In the debris of the shop window one can still recognize the identifier of the Jewish owner, Wilhelm Philippi, which served as a guidance for the SS squads in civilian clothes. Immediately after the devastation, Philippi gave over his shop to a non-Jewish owner. Next to the shop, Berthold Neumann’s similarly looted wholesale piano shop (Kurfürstendamm 205).
The pogrom also claimed four hundred lives, and 30 thousand Jews were arrested and deported in the next day to the concentration camps of Dachau, Buchenwald and Sachsenhausen. This was the first organized deportation of Jews. They and the other deported were remembered yesterday by the inhabitants of Berlin with the organized clean-up of the more than five thousand Stolpersteine, stumbling blocks in Berlin.
The largest-circulation Berlin daily newspaper BZ – Berliner Zeitung – entirely devoted its yesterday’s edition to the stumbling blocks: not just its front page, on which, as a virtual stolperstein, draws attention to the anniversary, but also in each page, where, not intrusively, but clearly spread over the news, publishes the photo of a stumbling block together with the portrait and biography of the person referred to by it.

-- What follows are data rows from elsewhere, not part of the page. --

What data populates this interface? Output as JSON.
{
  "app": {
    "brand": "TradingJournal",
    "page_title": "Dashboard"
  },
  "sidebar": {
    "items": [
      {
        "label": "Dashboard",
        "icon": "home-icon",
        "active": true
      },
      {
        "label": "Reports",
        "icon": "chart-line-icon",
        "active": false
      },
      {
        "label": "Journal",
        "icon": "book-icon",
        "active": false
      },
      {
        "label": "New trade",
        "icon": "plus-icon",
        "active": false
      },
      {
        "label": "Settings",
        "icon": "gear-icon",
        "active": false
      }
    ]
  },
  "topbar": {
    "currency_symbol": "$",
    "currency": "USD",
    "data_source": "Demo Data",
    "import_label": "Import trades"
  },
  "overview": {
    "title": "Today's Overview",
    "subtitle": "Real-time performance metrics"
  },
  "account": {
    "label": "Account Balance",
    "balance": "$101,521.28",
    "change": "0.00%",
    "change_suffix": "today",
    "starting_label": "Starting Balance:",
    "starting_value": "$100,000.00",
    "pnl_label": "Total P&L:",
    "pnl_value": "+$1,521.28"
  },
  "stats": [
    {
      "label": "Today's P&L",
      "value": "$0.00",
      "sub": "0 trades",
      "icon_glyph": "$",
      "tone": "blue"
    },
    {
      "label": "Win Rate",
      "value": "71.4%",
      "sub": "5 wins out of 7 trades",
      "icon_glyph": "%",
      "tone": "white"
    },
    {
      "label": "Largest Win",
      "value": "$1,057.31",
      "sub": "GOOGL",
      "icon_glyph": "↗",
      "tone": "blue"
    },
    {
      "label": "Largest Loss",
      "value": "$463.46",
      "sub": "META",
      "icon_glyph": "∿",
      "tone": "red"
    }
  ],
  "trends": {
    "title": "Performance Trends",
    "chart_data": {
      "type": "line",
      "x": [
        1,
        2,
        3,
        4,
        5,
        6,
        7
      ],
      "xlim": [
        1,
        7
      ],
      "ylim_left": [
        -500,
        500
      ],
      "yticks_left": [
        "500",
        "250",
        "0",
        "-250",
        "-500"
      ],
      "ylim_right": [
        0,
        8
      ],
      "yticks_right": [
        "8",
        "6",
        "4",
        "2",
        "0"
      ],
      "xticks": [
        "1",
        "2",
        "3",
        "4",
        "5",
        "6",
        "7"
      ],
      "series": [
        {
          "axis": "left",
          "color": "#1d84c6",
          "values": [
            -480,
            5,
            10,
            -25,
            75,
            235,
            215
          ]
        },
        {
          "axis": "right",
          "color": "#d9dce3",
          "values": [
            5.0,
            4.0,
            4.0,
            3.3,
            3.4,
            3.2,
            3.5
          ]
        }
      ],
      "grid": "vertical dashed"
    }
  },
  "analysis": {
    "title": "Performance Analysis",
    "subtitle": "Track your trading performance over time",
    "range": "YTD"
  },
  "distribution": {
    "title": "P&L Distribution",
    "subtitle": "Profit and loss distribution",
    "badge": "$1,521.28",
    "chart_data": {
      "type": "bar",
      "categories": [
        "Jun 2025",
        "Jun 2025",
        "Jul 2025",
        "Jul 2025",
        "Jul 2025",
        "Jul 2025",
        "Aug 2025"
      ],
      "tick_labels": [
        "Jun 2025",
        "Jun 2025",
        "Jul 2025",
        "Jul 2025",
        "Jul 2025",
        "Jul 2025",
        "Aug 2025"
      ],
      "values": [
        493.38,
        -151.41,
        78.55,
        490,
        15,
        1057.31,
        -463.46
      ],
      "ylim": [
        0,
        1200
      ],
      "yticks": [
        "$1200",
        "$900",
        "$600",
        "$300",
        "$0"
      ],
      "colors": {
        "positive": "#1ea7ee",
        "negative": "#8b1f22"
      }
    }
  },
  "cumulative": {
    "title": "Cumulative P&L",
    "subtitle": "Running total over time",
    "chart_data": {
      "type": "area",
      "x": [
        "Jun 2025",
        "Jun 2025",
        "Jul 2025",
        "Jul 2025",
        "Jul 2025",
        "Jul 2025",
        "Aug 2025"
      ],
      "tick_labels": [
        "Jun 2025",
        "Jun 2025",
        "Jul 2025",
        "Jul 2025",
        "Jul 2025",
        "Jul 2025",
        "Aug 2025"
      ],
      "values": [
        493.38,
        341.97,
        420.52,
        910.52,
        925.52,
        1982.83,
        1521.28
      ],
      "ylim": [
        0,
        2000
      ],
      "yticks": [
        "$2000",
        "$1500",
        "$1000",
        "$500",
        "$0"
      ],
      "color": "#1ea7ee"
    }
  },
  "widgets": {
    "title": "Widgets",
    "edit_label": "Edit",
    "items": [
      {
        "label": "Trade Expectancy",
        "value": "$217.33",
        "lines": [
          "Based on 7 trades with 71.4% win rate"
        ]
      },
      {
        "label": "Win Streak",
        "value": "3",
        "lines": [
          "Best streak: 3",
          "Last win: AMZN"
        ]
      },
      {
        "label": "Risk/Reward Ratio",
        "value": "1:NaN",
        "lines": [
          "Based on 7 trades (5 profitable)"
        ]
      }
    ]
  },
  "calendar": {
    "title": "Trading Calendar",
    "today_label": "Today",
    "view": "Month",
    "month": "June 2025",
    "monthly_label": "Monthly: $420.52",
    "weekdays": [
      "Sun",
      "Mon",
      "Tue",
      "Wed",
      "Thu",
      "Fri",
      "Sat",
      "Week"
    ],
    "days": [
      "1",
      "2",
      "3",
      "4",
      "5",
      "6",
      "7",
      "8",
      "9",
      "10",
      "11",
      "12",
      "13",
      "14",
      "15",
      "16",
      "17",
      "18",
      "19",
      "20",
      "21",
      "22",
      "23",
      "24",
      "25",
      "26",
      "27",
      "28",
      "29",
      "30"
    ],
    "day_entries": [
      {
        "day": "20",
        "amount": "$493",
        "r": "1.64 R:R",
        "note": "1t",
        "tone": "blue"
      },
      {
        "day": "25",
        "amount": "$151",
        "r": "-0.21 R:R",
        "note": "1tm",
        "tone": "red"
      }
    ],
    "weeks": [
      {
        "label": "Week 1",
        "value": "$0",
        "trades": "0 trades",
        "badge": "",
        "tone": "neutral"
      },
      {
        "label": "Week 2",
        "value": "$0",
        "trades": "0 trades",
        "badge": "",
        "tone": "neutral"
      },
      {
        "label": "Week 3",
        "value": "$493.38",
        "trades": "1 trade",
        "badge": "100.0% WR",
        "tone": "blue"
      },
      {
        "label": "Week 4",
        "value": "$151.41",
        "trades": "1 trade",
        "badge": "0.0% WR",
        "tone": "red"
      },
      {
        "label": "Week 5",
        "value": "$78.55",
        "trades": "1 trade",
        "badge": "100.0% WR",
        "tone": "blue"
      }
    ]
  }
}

And the Berlin churches organized for the afternoon a three-hour memorial march in the old town, along the Lutheran and Catholic cathedrals, along the scene of the Nazi book burning, along the portrait gallery set up in the Lustgarten of those expulsed in 1933, through the Wilhelmstraße, the former Nazi administrative district, all the way to the great synagogue. In front of the thousands of participants, the Mayor of Berlin, the Lutheran Bishop and the Catholic Archbishop, as well as the Chief Rabbi and a female rabbi of the synagogue gave a speech.
“Seventy-five years after the Reich’s pogrom night, we want to remember the evil deeds and the victims in silence, and to take on the responsibility that falls upon us from history.”